As for conflict preemption, a state law, whether arising from statute or common law, is preempted if it creates an “obstacle to the accomplishment and execution of the full purposes and objectives of Congress.” Crosby v. Nat'l Foreign Trade Council, 530 U.S. 363, 373 (2000) (quoting Hines v. Davidowitz, 312 U.S. 52, 67 (1941)). As previously stated, the main purpose of the FFELP is "to encourage states and nonprofit private institutions and organizations to establish adequate loan insurance programs for students in eligible institutions." 20 U.S.C. § 1071(a)(1)(A). Thus, the court found that in order to accomplish the goal of encouraging such lending, Congress intended the core aspects of the FFELP to be uniform, establishing a set of rules that would apply across the board. Accordingly, the court reasoned that the only way for the loan program to remain viable is to ensure its stability. Additionally, the court explained that if the law were to allow Plaintiffs' California state law claims, this would in effect promote similar claims being asserted in each of the other states and thus "impair and threaten the efficacy of the federal lending effort for students." Therefore, the court stated that Plaintiffs' second claim, that California law prohibits imposition of a late fee when daily simple interest is used, creates an obstacle to the uniform regulatory system that permits late fees.

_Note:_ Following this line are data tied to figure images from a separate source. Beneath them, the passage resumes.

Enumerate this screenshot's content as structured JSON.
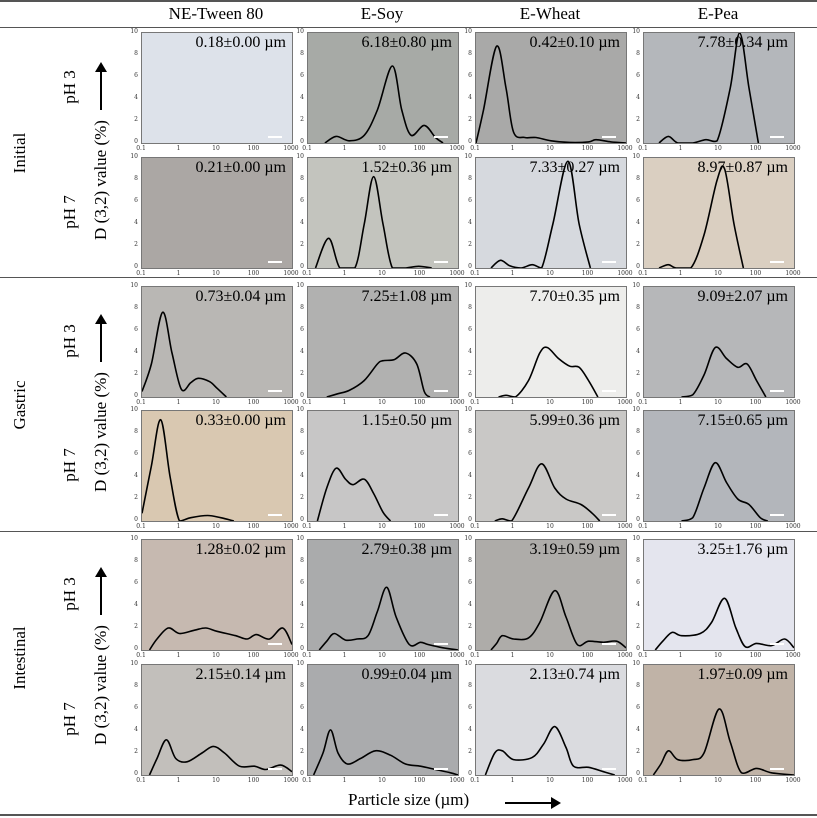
{
  "columns": [
    "NE-Tween 80",
    "E-Soy",
    "E-Wheat",
    "E-Pea"
  ],
  "stages": [
    {
      "label": "Initial",
      "rows": [
        "pH 3",
        "pH 7"
      ]
    },
    {
      "label": "Gastric",
      "rows": [
        "pH 3",
        "pH 7"
      ]
    },
    {
      "label": "Intestinal",
      "rows": [
        "pH 3",
        "pH 7"
      ]
    }
  ],
  "y_axis_label": "D (3,2) value (%)",
  "x_axis_label": "Particle size (µm)",
  "colors": {
    "line": "#000000",
    "rule": "#555555"
  },
  "chart_data": {
    "type": "line",
    "x_scale": "log",
    "xlim": [
      0.1,
      1000
    ],
    "ylim": [
      0,
      10
    ],
    "x_ticks": [
      "0.1",
      "1",
      "10",
      "100",
      "1000"
    ],
    "y_ticks": [
      "0",
      "2",
      "4",
      "6",
      "8",
      "10"
    ],
    "xlabel": "Particle size (µm)",
    "ylabel": "D (3,2) value (%)",
    "point_format": "[log10(particle size µm), value %]",
    "panels": [
      {
        "stage": "Initial",
        "ph": "pH 3",
        "sample": "NE-Tween 80",
        "label": "0.18±0.00 µm",
        "bg": "#dde2ea",
        "points": []
      },
      {
        "stage": "Initial",
        "ph": "pH 3",
        "sample": "E-Soy",
        "label": "6.18±0.80 µm",
        "bg": "#a7aaa6",
        "points": [
          [
            -0.55,
            0
          ],
          [
            -0.25,
            0.6
          ],
          [
            0.1,
            0.2
          ],
          [
            0.5,
            0.7
          ],
          [
            0.85,
            3
          ],
          [
            1.25,
            7
          ],
          [
            1.5,
            3
          ],
          [
            1.75,
            0.7
          ],
          [
            2.1,
            1.6
          ],
          [
            2.4,
            0.5
          ],
          [
            2.6,
            0
          ]
        ]
      },
      {
        "stage": "Initial",
        "ph": "pH 3",
        "sample": "E-Wheat",
        "label": "0.42±0.10 µm",
        "bg": "#a9a9a8",
        "points": [
          [
            -1,
            0
          ],
          [
            -0.8,
            3
          ],
          [
            -0.45,
            8.8
          ],
          [
            -0.2,
            5
          ],
          [
            0,
            1
          ],
          [
            0.3,
            0.5
          ],
          [
            0.6,
            0.5
          ],
          [
            1,
            0.2
          ],
          [
            1.5,
            0.05
          ],
          [
            2,
            0.1
          ],
          [
            2.2,
            0.3
          ],
          [
            2.6,
            0.1
          ],
          [
            3,
            0
          ]
        ]
      },
      {
        "stage": "Initial",
        "ph": "pH 3",
        "sample": "E-Pea",
        "label": "7.78±0.34 µm",
        "bg": "#b4b7bb",
        "points": [
          [
            -0.6,
            0
          ],
          [
            -0.35,
            0.6
          ],
          [
            -0.1,
            0
          ],
          [
            0.3,
            0
          ],
          [
            0.65,
            0.3
          ],
          [
            0.95,
            0.2
          ],
          [
            1.3,
            5
          ],
          [
            1.55,
            10
          ],
          [
            1.8,
            5
          ],
          [
            2.05,
            0
          ]
        ]
      },
      {
        "stage": "Initial",
        "ph": "pH 7",
        "sample": "NE-Tween 80",
        "label": "0.21±0.00 µm",
        "bg": "#aba7a4",
        "points": []
      },
      {
        "stage": "Initial",
        "ph": "pH 7",
        "sample": "E-Soy",
        "label": "1.52±0.36 µm",
        "bg": "#c3c4be",
        "points": [
          [
            -0.8,
            0
          ],
          [
            -0.45,
            2.7
          ],
          [
            -0.15,
            0
          ],
          [
            0.25,
            0
          ],
          [
            0.5,
            4
          ],
          [
            0.75,
            8.3
          ],
          [
            1,
            4
          ],
          [
            1.25,
            0
          ],
          [
            1.6,
            0
          ],
          [
            1.95,
            0.15
          ],
          [
            2.3,
            0
          ]
        ]
      },
      {
        "stage": "Initial",
        "ph": "pH 7",
        "sample": "E-Wheat",
        "label": "7.33±0.27 µm",
        "bg": "#d6d9de",
        "points": [
          [
            -0.6,
            0
          ],
          [
            -0.35,
            0.7
          ],
          [
            -0.1,
            0.2
          ],
          [
            0.2,
            0
          ],
          [
            0.5,
            0.3
          ],
          [
            0.75,
            0
          ],
          [
            1.05,
            4
          ],
          [
            1.45,
            9.7
          ],
          [
            1.75,
            4
          ],
          [
            2.05,
            0
          ]
        ]
      },
      {
        "stage": "Initial",
        "ph": "pH 7",
        "sample": "E-Pea",
        "label": "8.97±0.87 µm",
        "bg": "#dacfc1",
        "points": [
          [
            -0.6,
            0
          ],
          [
            -0.35,
            0.3
          ],
          [
            -0.15,
            0
          ],
          [
            0.25,
            0
          ],
          [
            0.6,
            3
          ],
          [
            0.95,
            8
          ],
          [
            1.15,
            9
          ],
          [
            1.4,
            4
          ],
          [
            1.65,
            0
          ]
        ]
      },
      {
        "stage": "Gastric",
        "ph": "pH 3",
        "sample": "NE-Tween 80",
        "label": "0.73±0.04 µm",
        "bg": "#b9b7b4",
        "points": [
          [
            -1,
            0.5
          ],
          [
            -0.75,
            3
          ],
          [
            -0.45,
            7.7
          ],
          [
            -0.2,
            4
          ],
          [
            0.05,
            0.7
          ],
          [
            0.3,
            1.3
          ],
          [
            0.5,
            1.7
          ],
          [
            0.8,
            1.4
          ],
          [
            1,
            0.8
          ],
          [
            1.25,
            0
          ]
        ]
      },
      {
        "stage": "Gastric",
        "ph": "pH 3",
        "sample": "E-Soy",
        "label": "7.25±1.08 µm",
        "bg": "#b1b1b0",
        "points": [
          [
            -0.5,
            0
          ],
          [
            -0.2,
            0.3
          ],
          [
            0.1,
            0.6
          ],
          [
            0.5,
            1.5
          ],
          [
            0.85,
            3
          ],
          [
            1,
            3.3
          ],
          [
            1.3,
            3.4
          ],
          [
            1.6,
            4
          ],
          [
            1.9,
            3
          ],
          [
            2.1,
            0.5
          ],
          [
            2.25,
            0
          ]
        ]
      },
      {
        "stage": "Gastric",
        "ph": "pH 3",
        "sample": "E-Wheat",
        "label": "7.70±0.35 µm",
        "bg": "#ededeb",
        "points": [
          [
            -0.4,
            0
          ],
          [
            -0.2,
            0.15
          ],
          [
            0.05,
            0
          ],
          [
            0.4,
            1.5
          ],
          [
            0.7,
            4
          ],
          [
            0.9,
            4.5
          ],
          [
            1.2,
            3.5
          ],
          [
            1.5,
            2.8
          ],
          [
            1.75,
            2.7
          ],
          [
            2,
            1.5
          ],
          [
            2.25,
            0
          ]
        ]
      },
      {
        "stage": "Gastric",
        "ph": "pH 3",
        "sample": "E-Pea",
        "label": "9.09±2.07 µm",
        "bg": "#b6b7b9",
        "points": [
          [
            0,
            0
          ],
          [
            0.3,
            0.2
          ],
          [
            0.6,
            2
          ],
          [
            0.9,
            4.5
          ],
          [
            1.2,
            3.5
          ],
          [
            1.5,
            2.7
          ],
          [
            1.75,
            3
          ],
          [
            2,
            1.5
          ],
          [
            2.25,
            0
          ]
        ]
      },
      {
        "stage": "Gastric",
        "ph": "pH 7",
        "sample": "NE-Tween 80",
        "label": "0.33±0.00 µm",
        "bg": "#d9c8b1",
        "points": [
          [
            -1,
            0.7
          ],
          [
            -0.75,
            5
          ],
          [
            -0.5,
            9.2
          ],
          [
            -0.25,
            4
          ],
          [
            0,
            0
          ],
          [
            0.3,
            0.3
          ],
          [
            0.75,
            0.5
          ],
          [
            1.1,
            0.3
          ],
          [
            1.45,
            0
          ]
        ]
      },
      {
        "stage": "Gastric",
        "ph": "pH 7",
        "sample": "E-Soy",
        "label": "1.15±0.50 µm",
        "bg": "#c7c6c6",
        "points": [
          [
            -0.75,
            0
          ],
          [
            -0.5,
            3
          ],
          [
            -0.25,
            4.8
          ],
          [
            0,
            3.8
          ],
          [
            0.2,
            3.3
          ],
          [
            0.5,
            3.8
          ],
          [
            0.75,
            2.5
          ],
          [
            1,
            0.8
          ],
          [
            1.2,
            0
          ]
        ]
      },
      {
        "stage": "Gastric",
        "ph": "pH 7",
        "sample": "E-Wheat",
        "label": "5.99±0.36 µm",
        "bg": "#c9c8c6",
        "points": [
          [
            -0.5,
            0
          ],
          [
            -0.3,
            0.2
          ],
          [
            -0.05,
            0
          ],
          [
            0.4,
            3
          ],
          [
            0.75,
            5.2
          ],
          [
            1.1,
            3
          ],
          [
            1.4,
            2
          ],
          [
            1.8,
            1.5
          ],
          [
            2.1,
            0.7
          ],
          [
            2.3,
            0
          ]
        ]
      },
      {
        "stage": "Gastric",
        "ph": "pH 7",
        "sample": "E-Pea",
        "label": "7.15±0.65 µm",
        "bg": "#b3b6bb",
        "points": [
          [
            0,
            0
          ],
          [
            0.3,
            0.3
          ],
          [
            0.6,
            3
          ],
          [
            0.9,
            5.3
          ],
          [
            1.2,
            3.5
          ],
          [
            1.5,
            2
          ],
          [
            1.8,
            1.5
          ],
          [
            2.1,
            0.3
          ],
          [
            2.3,
            0
          ]
        ]
      },
      {
        "stage": "Intestinal",
        "ph": "pH 3",
        "sample": "NE-Tween 80",
        "label": "1.28±0.02 µm",
        "bg": "#c6b9b0",
        "points": [
          [
            -0.8,
            0
          ],
          [
            -0.6,
            1
          ],
          [
            -0.3,
            2
          ],
          [
            0,
            1.5
          ],
          [
            0.4,
            1.8
          ],
          [
            0.7,
            2
          ],
          [
            1,
            1.7
          ],
          [
            1.5,
            1.3
          ],
          [
            1.8,
            1
          ],
          [
            2.05,
            1.4
          ],
          [
            2.4,
            1
          ],
          [
            2.75,
            2
          ],
          [
            3,
            0.5
          ]
        ]
      },
      {
        "stage": "Intestinal",
        "ph": "pH 3",
        "sample": "E-Soy",
        "label": "2.79±0.38 µm",
        "bg": "#aaabac",
        "points": [
          [
            -0.7,
            0
          ],
          [
            -0.5,
            0.8
          ],
          [
            -0.3,
            1.5
          ],
          [
            0,
            0.9
          ],
          [
            0.3,
            1
          ],
          [
            0.6,
            1.3
          ],
          [
            0.85,
            3.5
          ],
          [
            1.1,
            5.7
          ],
          [
            1.35,
            3
          ],
          [
            1.7,
            0.5
          ],
          [
            2,
            0.7
          ],
          [
            2.2,
            0.5
          ],
          [
            2.6,
            0.2
          ],
          [
            3,
            0
          ]
        ]
      },
      {
        "stage": "Intestinal",
        "ph": "pH 3",
        "sample": "E-Wheat",
        "label": "3.19±0.59 µm",
        "bg": "#aeaca9",
        "points": [
          [
            -0.6,
            0
          ],
          [
            -0.45,
            0.6
          ],
          [
            -0.3,
            1.3
          ],
          [
            0,
            1
          ],
          [
            0.4,
            1.1
          ],
          [
            0.7,
            2.5
          ],
          [
            1.1,
            5.4
          ],
          [
            1.4,
            3
          ],
          [
            1.7,
            0.5
          ],
          [
            2,
            0.8
          ],
          [
            2.4,
            0.7
          ],
          [
            2.75,
            0.8
          ],
          [
            3,
            0.2
          ]
        ]
      },
      {
        "stage": "Intestinal",
        "ph": "pH 3",
        "sample": "E-Pea",
        "label": "3.25±1.76 µm",
        "bg": "#e4e5ee",
        "points": [
          [
            -0.7,
            0
          ],
          [
            -0.5,
            0.8
          ],
          [
            -0.25,
            1.6
          ],
          [
            0,
            1.3
          ],
          [
            0.5,
            1.5
          ],
          [
            0.8,
            2.5
          ],
          [
            1.15,
            4.7
          ],
          [
            1.45,
            2
          ],
          [
            1.7,
            0.3
          ],
          [
            2,
            0.6
          ],
          [
            2.4,
            0.4
          ],
          [
            2.75,
            1
          ],
          [
            3,
            0.2
          ]
        ]
      },
      {
        "stage": "Intestinal",
        "ph": "pH 7",
        "sample": "NE-Tween 80",
        "label": "2.15±0.14 µm",
        "bg": "#c2bfbb",
        "points": [
          [
            -0.8,
            0
          ],
          [
            -0.6,
            1.5
          ],
          [
            -0.35,
            3.2
          ],
          [
            -0.1,
            1.5
          ],
          [
            0.2,
            1.2
          ],
          [
            0.6,
            2
          ],
          [
            0.9,
            2.6
          ],
          [
            1.2,
            2
          ],
          [
            1.6,
            0.8
          ],
          [
            2,
            0.8
          ],
          [
            2.3,
            0.5
          ],
          [
            2.7,
            0.9
          ],
          [
            3,
            0.3
          ]
        ]
      },
      {
        "stage": "Intestinal",
        "ph": "pH 7",
        "sample": "E-Soy",
        "label": "0.99±0.04 µm",
        "bg": "#aaabad",
        "points": [
          [
            -0.85,
            0
          ],
          [
            -0.6,
            2
          ],
          [
            -0.4,
            4.1
          ],
          [
            -0.2,
            2
          ],
          [
            0.05,
            1
          ],
          [
            0.4,
            1.5
          ],
          [
            0.8,
            2.2
          ],
          [
            1.2,
            1.8
          ],
          [
            1.6,
            1
          ],
          [
            2,
            0.8
          ],
          [
            2.4,
            0.5
          ],
          [
            2.8,
            0.2
          ],
          [
            3,
            0
          ]
        ]
      },
      {
        "stage": "Intestinal",
        "ph": "pH 7",
        "sample": "E-Wheat",
        "label": "2.13±0.74 µm",
        "bg": "#dadbdf",
        "points": [
          [
            -0.75,
            0
          ],
          [
            -0.5,
            2
          ],
          [
            -0.3,
            2.2
          ],
          [
            0,
            1.4
          ],
          [
            0.5,
            1.6
          ],
          [
            0.8,
            2.8
          ],
          [
            1.1,
            4.4
          ],
          [
            1.4,
            2.5
          ],
          [
            1.6,
            0.8
          ],
          [
            2,
            0.7
          ],
          [
            2.4,
            0.3
          ],
          [
            2.7,
            0
          ]
        ]
      },
      {
        "stage": "Intestinal",
        "ph": "pH 7",
        "sample": "E-Pea",
        "label": "1.97±0.09 µm",
        "bg": "#c0b3a7",
        "points": [
          [
            -0.75,
            0
          ],
          [
            -0.55,
            1
          ],
          [
            -0.35,
            2.2
          ],
          [
            -0.1,
            1.4
          ],
          [
            0.3,
            1.4
          ],
          [
            0.6,
            2
          ],
          [
            1,
            6
          ],
          [
            1.3,
            3
          ],
          [
            1.6,
            0.2
          ],
          [
            2,
            0.6
          ],
          [
            2.4,
            0.2
          ],
          [
            3,
            0
          ]
        ]
      }
    ]
  }
}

The court concluded its opinion by stating the following: "In conclusion, the Plaintiffs’ allegations that Sallie Mae makes fraudulent misrepresentations in its billing statements and coupon books are expressly preempted by the HEA, and conflict preemption prohibits the Plaintiffs from bringing their remaining claims because, if successful, they would create an obstacle to the achievement of congressional purposes. Having carefully considered the FFELP and the purposes of Congress in the HEA, we conclude, beyond any doubt, that subjecting the federal regulatory standards to the potentially conflicting standards of fifty states on contract and consumer protection principles would stand as a severe obstacle to the effective promotion of the funding of student loans. Such an obstacle, which we consider hostile to the purposes of Congress in this program, must bow to the overriding principles of conflict preemption and federal law supremacy."
This ruling in favor of Sallie Mae, the nation's largest servicer of student loans, is beneficial to third-party servicers and lenders in the Ninth Circuit that service their own loans, as it provides a shield from state law claims. This case stands to show that despite the political climate, preemption is not dead. Additionally, in student lending industries, the economic efficiencies that are provided and applied across the 50 states still exist.